Infant mortality in space
CAASTRO PhD student Joe Callingham (University of Sydney) has re-examined a ‘boring’ radio source and shown it could hold the key to a long-standing problem in astronomy: why there seem to be more ‘baby’ radio galaxies than mature ‘giant’ ones.
The source is called PKS B0008-421. Just a dot in the radio sky, it doesn’t seem to have changed at all since it was discovered in the 1960s.
Radio astronomers use such constant sources to check the behaviour of their telescopes. PKS B0008-421 has been used for this purpose for most of the radio telescopes in the southern hemisphere. As a result, there are many observations of it, made at several wavelengths and dating back to the 1960s.
Joe combined these historical data with more recent observations made using CSIRO’s Australia Telescope Compact Array and the Murchison Widefield Array, and found a few surprises.
PKS B0008-421 puts out most of its radio energy in the gigahertz range of the spectrum, so it’s called a ‘gigahertz-peaked spectrum’ or GPS source.

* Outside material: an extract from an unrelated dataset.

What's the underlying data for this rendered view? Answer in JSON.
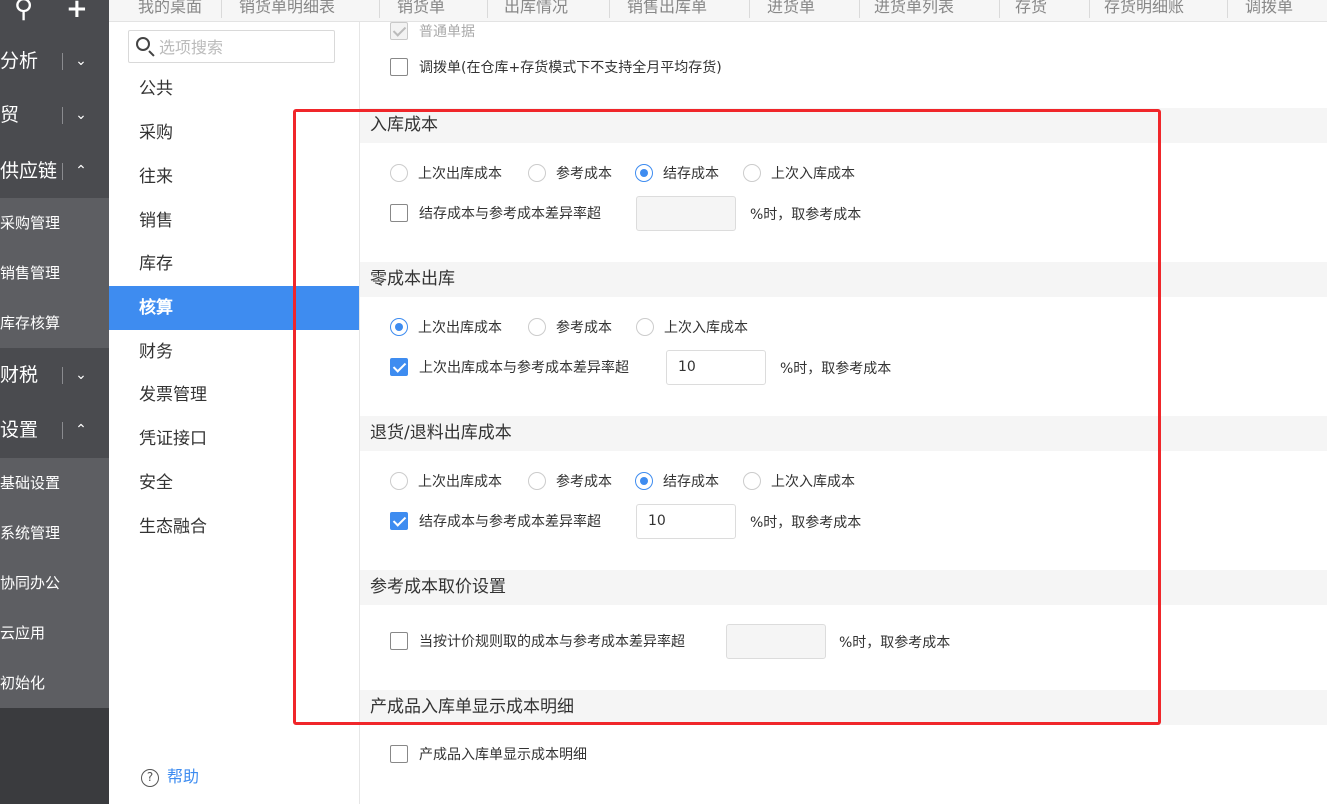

GPS sources are thought to be the earliest stage of radio galaxies—galaxies with a central black hole that produces giant jets and lobes of radio-emitting particles.
The largest of the radio galaxies, the giant radio galaxies, are far bigger than ‘regular’ galaxies such as our own Milky Way. But the GPS sources are a lot smaller, and we can’t make out much of their internal structure.
When Joe plotted his data on PKS B0008-421, two things stood out. First, PKS B0008-421 is very different from a typical GPS source: its radio spectrum peaks at a lower frequency (at 0.6 GHz, rather than a more typical 3 GHz), and the peak is very sharp. Second, it doesn’t fit the model traditionally used to explain the spectra of GPS sources.
Joe tried tweaking the conventional model (called synchrotron self-absorption) but found that another model (free-free absorption) fitted the data (slightly) better. This could shake up astronomers’ ideas about the age of GPS sources and the environments they live in.
Interestingly, Joe could make the models fit the data only by assuming that the source’s central black hole had stopped injecting high-energy particles into the body of PKS B0008-421 about 550 years ago. In other words, the source ‘turned off’ then and is now fading away. But the fading is very slow, suggesting that PKS B0008-421 is cocooned in relatively dense gas.
The Murchison Widefield Array will be excellent at finding similar dying, gas-swaddled sources through the characteristics of their low-frequency radio emission. By finding these sources, which haven’t been obvious to other telescopes, it may be able to tell us the ages at which radio galaxies die, and why there are so many more baby radio galaxies than giants.
J. R. Callingham and 42 co-authors in MNRAS (2015, accepted). “Broadband Spectral Modeling of the Extreme Gigahertz-Peaked Spectrum Radio Source PKS B0008-421”.